This is a bit of a challenging one so I did my best to be reproducible/follow guidelines/etc.
This is related to my earlier question here, but now I want to add one more dimension. The solution needs to be VERY fast, so no looping, apply, or slow merges if possible.
Consider the below:
set.seed(1)
M = matrix(rpois(50,5),5,5)
v1 = c(4 , 8 , 3 , 5 , 9)
v2 = c(5 , 6 , 6 , 11 , 6)
v3 = c( 5 , 6 , 6 , 11 , 6)
v4= c(8, 6, 4, 4, 3)
v5 = c(4 , 8 , 3 , 5 , 9)
v6= c(8 , 6 , 4 , 4 , 3)
v7 = c( 3 , 2 , 7 , 7 , 4)
v8= c(3 , 2 , 7 , 7 , 4)
row1 = c(v1,v2)
row2 = c(v3,v4)
row3 = c(v5,v6)
row4 = c(v7,v8)
Vmat = rbind(row1,row2,row3,row4)
M
[,1] [,2] [,3] [,4] [,5]
[1,] 4 8 3 5 9
[2,] 4 9 3 6 3
[3,] 5 6 6 11 6
[4,] 8 6 4 4 3
[5,] 3 2 7 7 4
Vmat
[,1] [,2] [,3] [,4] [,5] [,6] [,7] [,8] [,9] [,10]
row1 4 8 3 5 9 5 6 6 11 6
row2 5 6 6 11 6 8 6 4 4 3
row3 4 8 3 5 9 8 6 4 4 3
row4 3 2 7 7 4 3 2 7 7 4
Each row of Vmat is composed of two rows of M stacked side by side. Hence...

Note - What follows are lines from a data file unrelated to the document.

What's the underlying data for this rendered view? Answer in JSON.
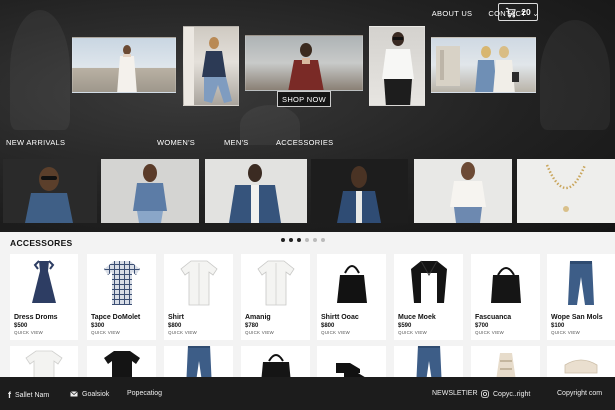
{
  "nav": {
    "about": "ABOUT US",
    "contact": "CONTACT",
    "cart_count": "20"
  },
  "hero": {
    "cta": "SHOP NOW"
  },
  "categories": {
    "new_arrivals": "NEW ARRIVALS",
    "womens": "WOMEN'S",
    "mens": "MEN'S",
    "accessories": "ACCESSORIES"
  },
  "accessories": {
    "title": "ACCESSORES",
    "dots_total": 6,
    "dots_active": 3,
    "row1": [
      {
        "name": "Dress Droms",
        "price": "$500",
        "quick": "QUICK VIEW",
        "icon": "dress"
      },
      {
        "name": "Tapce DoMolet",
        "price": "$300",
        "quick": "QUICK VIEW",
        "icon": "plaid-shirt"
      },
      {
        "name": "Shirt",
        "price": "$800",
        "quick": "QUICK VIEW",
        "icon": "white-shirt"
      },
      {
        "name": "Amanig",
        "price": "$780",
        "quick": "QUICK VIEW",
        "icon": "white-shirt"
      },
      {
        "name": "Shirtt Ooac",
        "price": "$800",
        "quick": "QUICK VIEW",
        "icon": "handbag"
      },
      {
        "name": "Muce Moek",
        "price": "$590",
        "quick": "QUICK VIEW",
        "icon": "leather-jacket"
      },
      {
        "name": "Fascuanca",
        "price": "$700",
        "quick": "QUICK VIEW",
        "icon": "tote-bag"
      },
      {
        "name": "Wope San Mols",
        "price": "$100",
        "quick": "QUICK VIEW",
        "icon": "jeans"
      }
    ],
    "row2_icons": [
      "white-tee",
      "black-sweater",
      "jeans",
      "black-bag",
      "black-shoes",
      "jeans",
      "beige-sandal",
      "beige-loafer"
    ]
  },
  "footer": {
    "facebook": "Sallet Nam",
    "email": "Goalsiok",
    "catalog": "Popecatiog",
    "newsletter": "NEWSLETIER",
    "instagram": "Copyc..right",
    "copyright": "Copyright com"
  },
  "colors": {
    "dark": "#1c1c1c",
    "panel": "#f3f3f3",
    "denim": "#3b5b84"
  }
}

Consider mentally Vmat into 2 matrices (in my problem, it is many more than 2, up to 500,000 across) between columns 5 and 6.
For each submatrix of Vmat, I want to say where each row vector corresponds to the row in M.
The output should thus be be...
[,1] [,2]
[1,] 1 3
[2,] 3 4
[3,] 1 4
[4,] 5 5
I'm thinking maybe stacking the Vmat matrix like in this question could be a first pass, then doing the row lookups, then reshaping.